Der Präsident des Päpstlichen Dialogrates, Kurienkardinal Jean-Louis Tauran, sandte eine Botschaft, die von seinem Sekretär, Bischof Miguel Ayuso, verlesen wurde. Tauran stellte die Enzyklika "Pacem in terris" von Johannes XXIII. und seine Aktualisierung zu ihrem 40. Jahrestag durch Johannes Paul II. in den Mittelpunkt seiner Ausführungen. Friedliche Koexistenz sei möglich, und die Kirche werde nicht müde zu wiederholen, dass sie geboten sei. "Sie muss auf vier Pfeilern aufgebaut werden - nämlich auf der Wahrheit, der Gerechtigkeit, der Liebe und der Freiheit", so der Kardinal.
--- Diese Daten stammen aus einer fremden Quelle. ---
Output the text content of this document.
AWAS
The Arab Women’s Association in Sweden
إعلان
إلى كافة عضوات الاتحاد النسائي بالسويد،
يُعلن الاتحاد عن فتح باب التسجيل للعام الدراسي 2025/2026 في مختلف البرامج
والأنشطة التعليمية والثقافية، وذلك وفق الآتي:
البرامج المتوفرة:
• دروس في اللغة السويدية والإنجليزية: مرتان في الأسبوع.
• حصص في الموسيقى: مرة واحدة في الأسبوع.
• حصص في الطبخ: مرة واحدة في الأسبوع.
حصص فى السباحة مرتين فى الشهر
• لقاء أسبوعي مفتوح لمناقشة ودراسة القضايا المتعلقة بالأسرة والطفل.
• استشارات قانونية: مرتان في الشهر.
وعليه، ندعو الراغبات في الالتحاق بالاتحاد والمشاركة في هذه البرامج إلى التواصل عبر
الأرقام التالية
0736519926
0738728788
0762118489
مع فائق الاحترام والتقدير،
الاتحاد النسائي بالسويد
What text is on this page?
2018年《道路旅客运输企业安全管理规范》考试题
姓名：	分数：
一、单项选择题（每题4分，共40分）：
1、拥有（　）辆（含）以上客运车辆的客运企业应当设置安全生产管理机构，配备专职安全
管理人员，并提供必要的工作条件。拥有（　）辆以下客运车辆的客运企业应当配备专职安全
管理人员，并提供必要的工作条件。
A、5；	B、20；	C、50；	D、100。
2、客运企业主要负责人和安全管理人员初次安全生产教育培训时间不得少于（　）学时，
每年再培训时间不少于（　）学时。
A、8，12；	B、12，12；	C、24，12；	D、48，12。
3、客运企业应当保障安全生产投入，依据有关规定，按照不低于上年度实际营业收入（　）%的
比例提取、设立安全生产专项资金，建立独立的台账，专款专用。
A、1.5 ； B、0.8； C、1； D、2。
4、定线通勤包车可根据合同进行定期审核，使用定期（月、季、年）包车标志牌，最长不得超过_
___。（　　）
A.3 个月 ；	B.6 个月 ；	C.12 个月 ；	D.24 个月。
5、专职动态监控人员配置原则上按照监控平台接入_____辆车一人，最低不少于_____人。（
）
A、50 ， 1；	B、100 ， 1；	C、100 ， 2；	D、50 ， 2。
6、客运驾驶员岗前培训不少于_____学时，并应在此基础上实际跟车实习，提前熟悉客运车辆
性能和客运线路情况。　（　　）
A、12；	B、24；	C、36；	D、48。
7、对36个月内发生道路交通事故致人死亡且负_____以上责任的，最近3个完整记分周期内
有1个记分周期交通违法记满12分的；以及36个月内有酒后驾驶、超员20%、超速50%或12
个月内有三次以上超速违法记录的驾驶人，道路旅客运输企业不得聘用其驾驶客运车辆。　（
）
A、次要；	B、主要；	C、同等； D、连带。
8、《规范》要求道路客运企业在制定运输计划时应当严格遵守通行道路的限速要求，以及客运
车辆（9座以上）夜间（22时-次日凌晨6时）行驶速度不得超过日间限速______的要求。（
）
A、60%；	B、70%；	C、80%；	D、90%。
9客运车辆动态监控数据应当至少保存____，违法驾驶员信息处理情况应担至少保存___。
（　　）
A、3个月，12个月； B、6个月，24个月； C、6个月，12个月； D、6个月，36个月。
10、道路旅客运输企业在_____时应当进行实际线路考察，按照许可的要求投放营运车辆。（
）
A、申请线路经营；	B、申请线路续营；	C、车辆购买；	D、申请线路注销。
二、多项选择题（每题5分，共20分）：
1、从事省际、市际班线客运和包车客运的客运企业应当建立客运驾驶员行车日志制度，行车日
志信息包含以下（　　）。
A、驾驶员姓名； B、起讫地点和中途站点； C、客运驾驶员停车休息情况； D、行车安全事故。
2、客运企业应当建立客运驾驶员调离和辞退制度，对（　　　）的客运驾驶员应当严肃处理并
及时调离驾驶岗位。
Das Christentum lehre, dass Gott die Liebe sei. "Der Respekt ist ein anderer Name für Liebe", erläuterte Tauran. Die katholische Kirche habe 1962-65 im Konzil klargestellt, dass Respekt den nichtchristlichen Religionen gegenüber geboten sei, denn sei enthielten Elemente des Guten. Für Papst Franziskus sei Voraussetzung für Frieden, dass es eine globale "culture of inclusiveness" (Kultur der Inklusivität) gebe, was Menschen anderer Ethnien, Rasse oder Religion betreffe, so der Kardinal im Blick auf die kirchliche Friedenslehre. Wie viele andere Redner auch, stellte er - bzw. Bischof Ayuso - klar, dass Religion nicht das Problem sei, sondern ein Teil der Lösung.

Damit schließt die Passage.